Bilkent University
Department of Computer Engineering
S E M I N A R

 

VISIBIOweb: A Web-Based Visualization and Layout Service For Biological Pathways

 

Alptug Dilek
MSc. Student
Computer Engineering Department
Bilkent University

A biological pathway is a representation of biological reactions between molecules in a living cell. At present, the number of Internet-accessible databases storing biological pathway data is about [Pathguide]. Exchanging, handling, and storing this data are crucial in terms of both providing understandability and allowing further enhancements on the gathered data. As a result of this necessity, many biological models were developed to cluster the data in a meaningful manner under a semantically reasonable hierarchy. As the amount and complexity of the data increases, visualization of pathways becomes inevitable. Graphs are inherently suitable for modeling pathways. The task of creating a visual representation for pathways dynamically requires methods from the area of graph visualization. As a result, many software systems, which can interpret the pathway data as graph structure and visualize the constructed graph, emerged. However, many of these software systems are insufficient due to poor complexity handling of the underlying model, lack of visual standardization or long installation steps. In this thesis, we introduce VISIBIOweb, a new open-source and web-based visualization service for biological pathway models stored in BioPAX (Biological Pathways Exchange Language) format. VISIBIOweb runs on Apache Tomcat server and is implemented in Java based on GEF (Eclipse's Graphical Editing Framework).
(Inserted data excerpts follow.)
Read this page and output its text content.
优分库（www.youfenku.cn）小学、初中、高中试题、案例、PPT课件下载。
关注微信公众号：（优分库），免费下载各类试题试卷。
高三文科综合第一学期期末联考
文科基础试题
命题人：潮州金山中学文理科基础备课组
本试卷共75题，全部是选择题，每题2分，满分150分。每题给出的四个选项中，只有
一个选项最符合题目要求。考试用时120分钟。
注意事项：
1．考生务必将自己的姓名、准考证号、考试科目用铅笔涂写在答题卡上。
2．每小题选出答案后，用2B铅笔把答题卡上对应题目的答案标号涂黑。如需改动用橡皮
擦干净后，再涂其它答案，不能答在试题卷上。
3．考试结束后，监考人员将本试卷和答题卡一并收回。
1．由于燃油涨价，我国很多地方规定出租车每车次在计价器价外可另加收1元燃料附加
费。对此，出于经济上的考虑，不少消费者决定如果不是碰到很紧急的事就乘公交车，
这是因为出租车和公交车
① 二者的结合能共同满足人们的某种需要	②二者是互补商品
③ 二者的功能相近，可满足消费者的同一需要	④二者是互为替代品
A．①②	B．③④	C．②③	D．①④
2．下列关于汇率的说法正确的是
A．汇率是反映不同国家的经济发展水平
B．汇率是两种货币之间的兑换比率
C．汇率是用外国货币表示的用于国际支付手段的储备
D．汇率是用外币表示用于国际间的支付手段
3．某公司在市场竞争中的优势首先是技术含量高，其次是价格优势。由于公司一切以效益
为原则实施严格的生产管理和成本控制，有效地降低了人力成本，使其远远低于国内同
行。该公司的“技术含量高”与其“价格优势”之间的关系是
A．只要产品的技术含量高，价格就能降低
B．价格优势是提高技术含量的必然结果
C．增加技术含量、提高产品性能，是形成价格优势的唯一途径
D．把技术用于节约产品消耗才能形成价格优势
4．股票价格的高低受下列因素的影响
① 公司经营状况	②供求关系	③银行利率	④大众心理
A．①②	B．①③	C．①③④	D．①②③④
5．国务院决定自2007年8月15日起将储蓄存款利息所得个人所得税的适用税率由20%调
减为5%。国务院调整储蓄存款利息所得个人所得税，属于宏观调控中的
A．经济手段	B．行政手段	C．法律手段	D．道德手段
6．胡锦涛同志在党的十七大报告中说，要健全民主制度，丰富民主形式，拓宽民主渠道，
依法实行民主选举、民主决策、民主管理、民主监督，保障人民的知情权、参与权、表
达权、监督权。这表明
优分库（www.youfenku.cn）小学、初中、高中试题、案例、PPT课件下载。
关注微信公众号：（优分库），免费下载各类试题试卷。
Google Maps API is used on the client side as the core component to visualize the representation constructed on the server. VISIBIOweb supports basic graph viewing functionalities such as zooming, scrolling and selection of graph objects. Inspector window is provided to view the properties of the selected graph object. Once the view for the uploaded biological model is created, it can be stored as static image. The biological models can also be persisted and be embedded within other web sites just like Google Maps. The layout information of the constructed graph is also provided in an XML-based format. The introduction of such a format is a good starting point to develop an official layout extension for BioPAX format. At the end of this study, a thin-client pathway visualization and layout service, which has support for standardized biological notations and compound graph structure that runs inside any web-browser, (which has support for JavaScript) is developed.